Our oceans are emptying at an alarming rate. Oceanographers monitoring the Marine Trophic Index—a measure of the stability of the ocean’s food chain—have discovered a disturbing trend over the past 50 years: Human consumption of marine animals has been drastically upsetting the balance of ocean life since the beginning of large-scale industrial fishing in the 1950s.
The culprit for this relatively sudden change in the ocean’s ecosystem is what University of British Columbia scientist Daniel Pauly describes as “fishing down the marine food webs.”1 After our overfishing of alpha-predators like tuna and salmon leads to their rapid dwindling, we begin eating lower down the ocean’s food chain. In the absence of their predators, species further down the chain experience a temporary population boom. Fishers respond to this newfound abundance by fishing them out of existence—and so on, down the food chain.
If this trend continues unabated, Pauly suggests, the future of seafood will be an unvarying supply of “jellyfish sandwiches.”2 An initially skeptical scientific community has confirmed Pauly’s fears, even going so far as to project an approximate date by which the world’s seafood supply will have run out based on the current rate of ocean fishing: as soon as 2050, according to the journal Science.3
Fish are not the only marine animals to suffer from aggressive commercial fishing practices. Techniques such as “bottom trawling” (in which nets are dragged thousands of miles across the ocean floor) indiscriminately destroy entire habitats of deep-sea species.
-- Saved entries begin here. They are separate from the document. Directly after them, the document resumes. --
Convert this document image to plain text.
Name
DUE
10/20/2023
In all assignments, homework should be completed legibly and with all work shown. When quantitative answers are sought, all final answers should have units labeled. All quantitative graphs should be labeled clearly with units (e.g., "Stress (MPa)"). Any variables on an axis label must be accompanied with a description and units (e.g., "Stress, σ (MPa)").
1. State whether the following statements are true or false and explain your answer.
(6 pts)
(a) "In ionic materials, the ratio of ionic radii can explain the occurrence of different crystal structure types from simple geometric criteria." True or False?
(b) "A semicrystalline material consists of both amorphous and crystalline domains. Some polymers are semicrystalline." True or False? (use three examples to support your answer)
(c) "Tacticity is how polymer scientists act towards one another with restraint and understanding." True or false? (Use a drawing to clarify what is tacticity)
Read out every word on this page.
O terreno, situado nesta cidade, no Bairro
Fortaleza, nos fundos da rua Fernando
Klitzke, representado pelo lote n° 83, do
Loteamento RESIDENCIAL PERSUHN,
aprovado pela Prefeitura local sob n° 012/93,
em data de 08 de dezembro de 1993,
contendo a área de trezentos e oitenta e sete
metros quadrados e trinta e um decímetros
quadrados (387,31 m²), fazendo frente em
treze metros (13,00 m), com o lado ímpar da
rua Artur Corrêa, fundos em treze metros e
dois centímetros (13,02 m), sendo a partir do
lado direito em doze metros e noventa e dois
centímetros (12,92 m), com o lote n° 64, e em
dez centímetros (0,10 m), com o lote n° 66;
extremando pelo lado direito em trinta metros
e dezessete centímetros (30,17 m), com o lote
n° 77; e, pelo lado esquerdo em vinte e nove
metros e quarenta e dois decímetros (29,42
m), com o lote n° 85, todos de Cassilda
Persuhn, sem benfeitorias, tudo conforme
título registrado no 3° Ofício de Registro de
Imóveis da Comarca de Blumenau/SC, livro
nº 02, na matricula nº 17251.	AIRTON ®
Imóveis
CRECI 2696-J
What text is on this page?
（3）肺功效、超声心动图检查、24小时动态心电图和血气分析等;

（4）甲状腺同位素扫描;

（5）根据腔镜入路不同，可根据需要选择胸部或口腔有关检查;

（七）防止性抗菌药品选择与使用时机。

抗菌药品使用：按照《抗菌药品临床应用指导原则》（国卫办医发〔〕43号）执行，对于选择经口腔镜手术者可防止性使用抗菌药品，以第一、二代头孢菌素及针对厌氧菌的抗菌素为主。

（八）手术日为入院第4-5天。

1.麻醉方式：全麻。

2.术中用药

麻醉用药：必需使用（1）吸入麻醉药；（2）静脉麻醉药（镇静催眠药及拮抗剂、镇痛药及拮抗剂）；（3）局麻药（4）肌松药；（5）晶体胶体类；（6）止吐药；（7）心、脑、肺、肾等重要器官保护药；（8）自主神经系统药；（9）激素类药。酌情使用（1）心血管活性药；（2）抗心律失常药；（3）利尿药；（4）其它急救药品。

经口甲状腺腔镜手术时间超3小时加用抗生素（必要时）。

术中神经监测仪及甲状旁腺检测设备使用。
Both bottom trawling and longlining (using large numbers of baited hooks on an extended line) devastate populations of dolphins, whales, sea turtles, seabirds, and other marine animals who are trapped in the nets or hooks as “bycatch.”
Unless we take immediate steps to dramatically reduce our consumption of sea life, the long-term damage to our oceans’ ecosystems may well be irreversible.